Bu rehber pod-level debugging için somut komutları, ephemeral container, distroless image debug ve yaygın senaryoları anlatır.


🔍 Adım 1: kubectl describe pod#

kubectl describe pod <POD> -n <NS>

İncele#

  • Status / Reason: CrashLoopBackOff, OOMKilled, ImagePullBackOff
  • Events: scheduling, image pull, liveness probe fail
  • Containers / Last State: exit code, reason

Yaygın reason'lar#

Reason Çözüm
ImagePullBackOff imagePullSecret? registry credential?
CrashLoopBackOff logs incele, exit code
OOMKilled Memory limit yetersiz
Pending Node yok, taint, resource yetersiz
Init:Error Init container hata
CreateContainerConfigError ConfigMap / Secret eksik

📜 Adım 2: kubectl logs#

# Mevcut log
kubectl logs <POD> -n <NS>

# Önceki crash'in log'u (CrashLoopBackOff için kritik)
kubectl logs <POD> -n <NS> --previous

# Multi-container pod
kubectl logs <POD> -n <NS> -c <CONTAINER>

# Tüm container
kubectl logs <POD> -n <NS> --all-containers

# Tail + follow
kubectl logs <POD> -n <NS> -f --tail=100

# Time-based
kubectl logs <POD> -n <NS> --since=1h --since-time="2026-05-04T14:30:00Z"

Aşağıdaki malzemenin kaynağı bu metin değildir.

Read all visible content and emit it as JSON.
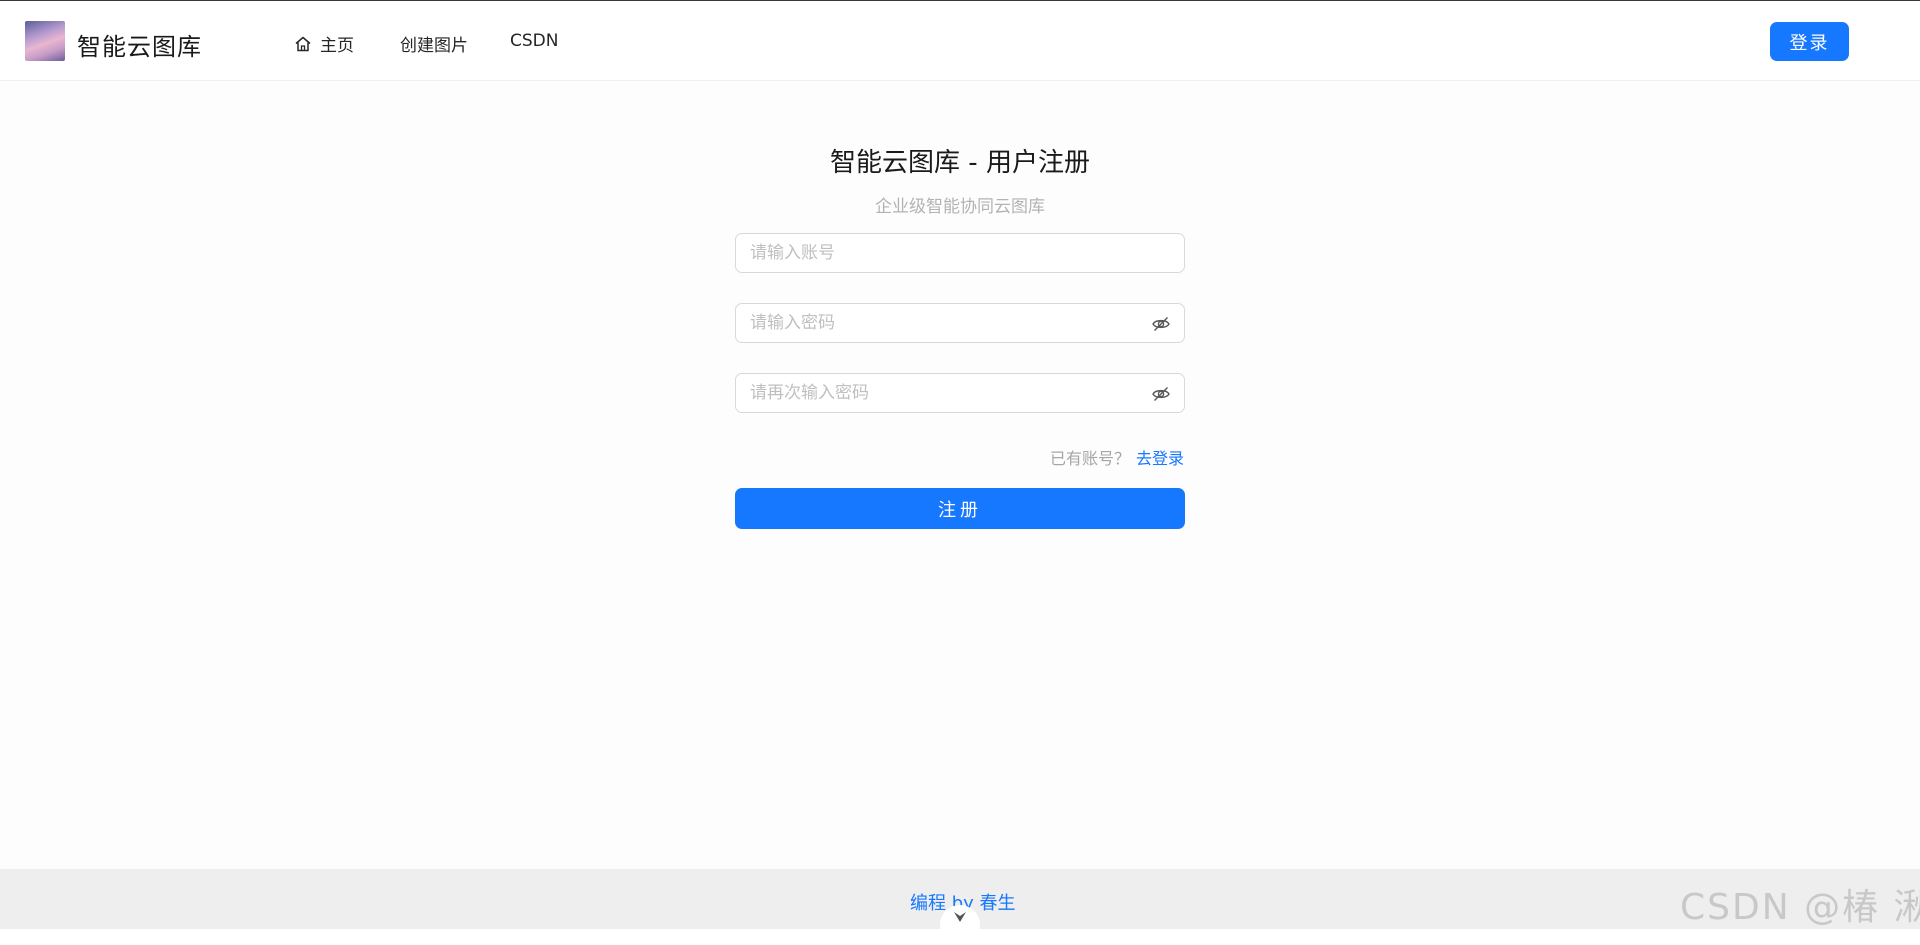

🔑 --previous crash debug'ın altın anahtarı. Crash sırasındaki son log'u verir.


🐚 Adım 3: kubectl exec (Shell varsa)#

# Shell aç
kubectl exec -it <POD> -n <NS> -- sh
# veya
kubectl exec -it <POD> -n <NS> -- bash

# Tek komut
kubectl exec <POD> -n <NS> -- ps aux
kubectl exec <POD> -n <NS> -- env
kubectl exec <POD> -n <NS> -- cat /etc/resolv.conf

Distroless / scratch image (shell yok!)#

kubectl exec -it <POD> -- sh   # FAIL: "no such file"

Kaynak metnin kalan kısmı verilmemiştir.